Rainbow Six Siege’s primary mode is five-on-five objective-based multiplayer, with each team either defending or attacking an objective. But you don’t just get thrown in and shoot one another willy-nilly. Every round opens with a planning phase, in which the defending team uses character abilities and resources (wall reinforcements, barbed wire, traps, explosives) to slow down, distract, or destroy the enemy team’s encroachment. During this phase, the attacking team sends in tiny remote control drones to sneakily survey the defense. Holding down a button marks the last spotted position of defending players, while other defensive structures are communicated over voice chat. While this is happening, each team is ideally coming up with a strategy.
We need to talk
Plans initially form based on which operators are picked, because their special abilities arm the team with different tools. On offense, we might focus on making noise and chaos by choosing characters who can break reinforced structures, send a series of cluster grenades through walls, and carry flash grenades. Or we could go in surgically, assembling a team that can detect and take out electronic devices, carry big riot shields, and precise weaponry.

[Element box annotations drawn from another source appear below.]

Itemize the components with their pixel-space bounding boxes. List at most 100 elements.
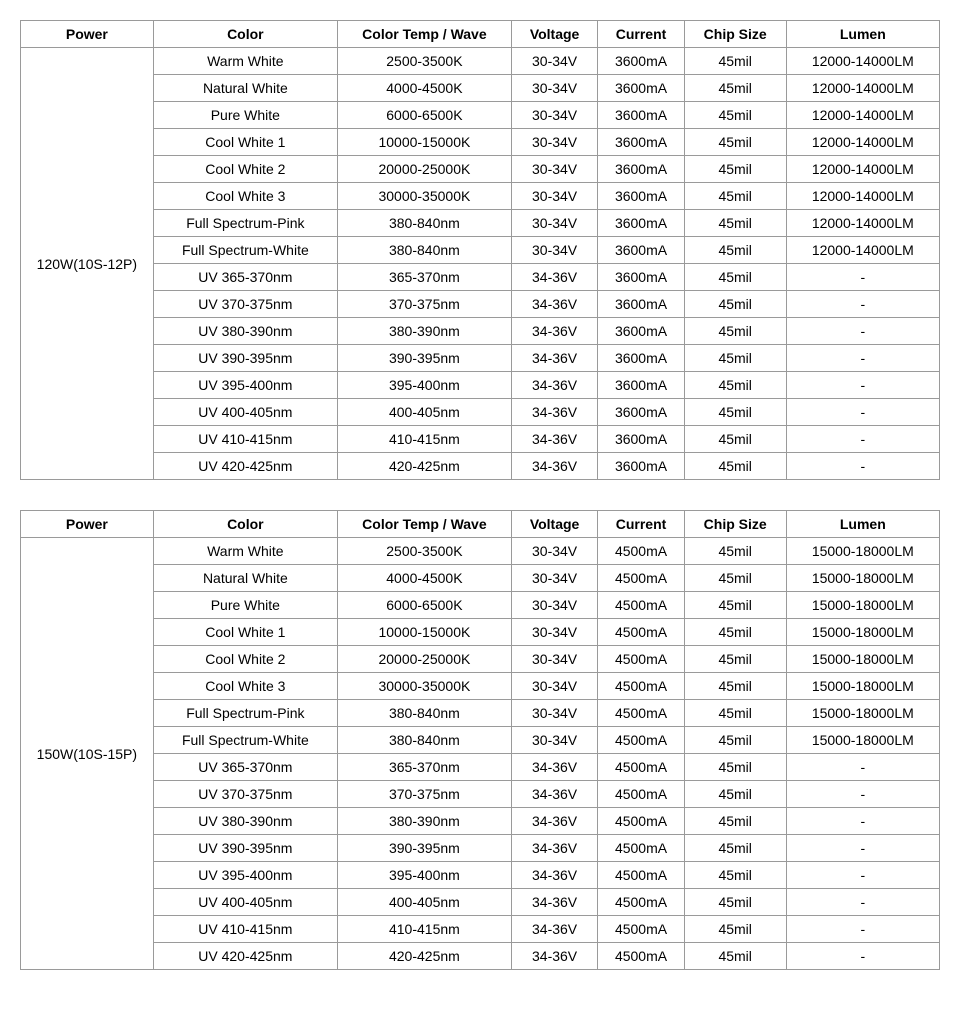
cell-color: Cool White 3	[153, 183, 337, 210]
cell-voltage: 34-36V	[511, 754, 597, 781]
cell-chip: 45mil	[684, 673, 786, 700]
table-row: UV 365-370nm365-370nm34-36V3600mA45mil-	[21, 264, 940, 291]
cell-color: UV 410-415nm	[153, 426, 337, 453]
cell-temp: 370-375nm	[337, 781, 511, 808]
cell-color: UV 390-395nm	[153, 345, 337, 372]
cell-voltage: 30-34V	[511, 75, 597, 102]
cell-current: 3600mA	[598, 183, 684, 210]
cell-color: Full Spectrum-Pink	[153, 700, 337, 727]
cell-color: Natural White	[153, 75, 337, 102]
table-row: UV 365-370nm365-370nm34-36V4500mA45mil-	[21, 754, 940, 781]
cell-voltage: 34-36V	[511, 291, 597, 318]
cell-temp: 410-415nm	[337, 426, 511, 453]
cell-current: 4500mA	[598, 808, 684, 835]
cell-temp: 4000-4500K	[337, 75, 511, 102]
cell-temp: 400-405nm	[337, 889, 511, 916]
cell-voltage: 30-34V	[511, 727, 597, 754]
cell-chip: 45mil	[684, 237, 786, 264]
cell-color: Natural White	[153, 565, 337, 592]
cell-chip: 45mil	[684, 426, 786, 453]
cell-color: UV 365-370nm	[153, 754, 337, 781]
cell-current: 4500mA	[598, 754, 684, 781]
header-color: Color	[153, 21, 337, 48]
cell-voltage: 34-36V	[511, 781, 597, 808]
spec-table-0: PowerColorColor Temp / WaveVoltageCurren…	[20, 20, 940, 480]
cell-current: 3600mA	[598, 372, 684, 399]
cell-temp: 395-400nm	[337, 372, 511, 399]
cell-temp: 380-840nm	[337, 210, 511, 237]
cell-voltage: 34-36V	[511, 399, 597, 426]
cell-temp: 6000-6500K	[337, 102, 511, 129]
cell-chip: 45mil	[684, 156, 786, 183]
cell-color: Warm White	[153, 48, 337, 75]
cell-lumen: 12000-14000LM	[786, 237, 939, 264]
cell-current: 3600mA	[598, 291, 684, 318]
cell-color: UV 395-400nm	[153, 372, 337, 399]
cell-chip: 45mil	[684, 781, 786, 808]
cell-color: UV 370-375nm	[153, 291, 337, 318]
cell-current: 3600mA	[598, 264, 684, 291]
cell-lumen: -	[786, 862, 939, 889]
cell-color: UV 370-375nm	[153, 781, 337, 808]
header-chip: Chip Size	[684, 511, 786, 538]
header-temp: Color Temp / Wave	[337, 511, 511, 538]
cell-current: 4500mA	[598, 727, 684, 754]
cell-temp: 380-840nm	[337, 700, 511, 727]
cell-temp: 390-395nm	[337, 345, 511, 372]
cell-chip: 45mil	[684, 889, 786, 916]
header-chip: Chip Size	[684, 21, 786, 48]
header-color: Color	[153, 511, 337, 538]
cell-lumen: 12000-14000LM	[786, 156, 939, 183]
cell-current: 3600mA	[598, 156, 684, 183]
cell-temp: 6000-6500K	[337, 592, 511, 619]
cell-chip: 45mil	[684, 102, 786, 129]
cell-temp: 30000-35000K	[337, 673, 511, 700]
cell-color: Cool White 2	[153, 156, 337, 183]
cell-chip: 45mil	[684, 754, 786, 781]
table-row: Cool White 220000-25000K30-34V4500mA45mi…	[21, 646, 940, 673]
cell-chip: 45mil	[684, 183, 786, 210]
cell-lumen: 12000-14000LM	[786, 210, 939, 237]
cell-lumen: 15000-18000LM	[786, 727, 939, 754]
cell-chip: 45mil	[684, 565, 786, 592]
cell-color: Cool White 2	[153, 646, 337, 673]
table-row: UV 390-395nm390-395nm34-36V3600mA45mil-	[21, 345, 940, 372]
cell-color: Full Spectrum-Pink	[153, 210, 337, 237]
cell-chip: 45mil	[684, 318, 786, 345]
cell-voltage: 30-34V	[511, 102, 597, 129]
cell-current: 4500mA	[598, 646, 684, 673]
table-header-row: PowerColorColor Temp / WaveVoltageCurren…	[21, 511, 940, 538]
table-row: Full Spectrum-Pink380-840nm30-34V3600mA4…	[21, 210, 940, 237]
cell-chip: 45mil	[684, 808, 786, 835]
cell-lumen: -	[786, 916, 939, 943]
cell-lumen: 12000-14000LM	[786, 48, 939, 75]
cell-current: 3600mA	[598, 210, 684, 237]
cell-lumen: 15000-18000LM	[786, 700, 939, 727]
cell-lumen: -	[786, 889, 939, 916]
cell-color: Full Spectrum-White	[153, 237, 337, 264]
table-row: UV 395-400nm395-400nm34-36V3600mA45mil-	[21, 372, 940, 399]
table-row: Natural White4000-4500K30-34V4500mA45mil…	[21, 565, 940, 592]
cell-color: Pure White	[153, 102, 337, 129]
cell-chip: 45mil	[684, 48, 786, 75]
cell-current: 3600mA	[598, 102, 684, 129]
table-row: Full Spectrum-Pink380-840nm30-34V4500mA4…	[21, 700, 940, 727]
cell-chip: 45mil	[684, 619, 786, 646]
cell-lumen: -	[786, 318, 939, 345]
cell-current: 4500mA	[598, 538, 684, 565]
table-row: Cool White 220000-25000K30-34V3600mA45mi…	[21, 156, 940, 183]
cell-lumen: -	[786, 835, 939, 862]
table-row: 120W(10S-12P)Warm White2500-3500K30-34V3…	[21, 48, 940, 75]
cell-chip: 45mil	[684, 399, 786, 426]
cell-lumen: -	[786, 372, 939, 399]
cell-voltage: 34-36V	[511, 862, 597, 889]
table-row: UV 410-415nm410-415nm34-36V3600mA45mil-	[21, 426, 940, 453]
header-voltage: Voltage	[511, 21, 597, 48]
cell-chip: 45mil	[684, 129, 786, 156]
cell-color: UV 380-390nm	[153, 318, 337, 345]
cell-voltage: 34-36V	[511, 808, 597, 835]
cell-voltage: 30-34V	[511, 592, 597, 619]
table-row: UV 420-425nm420-425nm34-36V3600mA45mil-	[21, 453, 940, 480]
header-voltage: Voltage	[511, 511, 597, 538]
cell-voltage: 30-34V	[511, 700, 597, 727]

A plan might then evolve based on the recon stage. After scouring the map with drones on offense or stationary cameras on defense, we consider where the enemy might come from and base our strategies around map advantages or disadvantages. With destructible surfaces, it’s important to remember that sightlines aren’t just limited to open doorways or windows, but any breakable surface. Each map is a labyrinth of levels, rooms, and surface types, littered with all sorts of domestic debris. The aural landscape is decidedly less busy, the only component beyond natural ambience (the low hum of a refrigerator, a distant house party, barking dogs) are the footsteps of players and short bouts of percussive violence. It’s an eerie effect that contributes to the urgency of proper preparation. There’s less than a minute to find the objective or set up defenses, which imbues every decision with weight and consequence. For RonBurgundy69, throwing down that body armor was probably quite the thrill.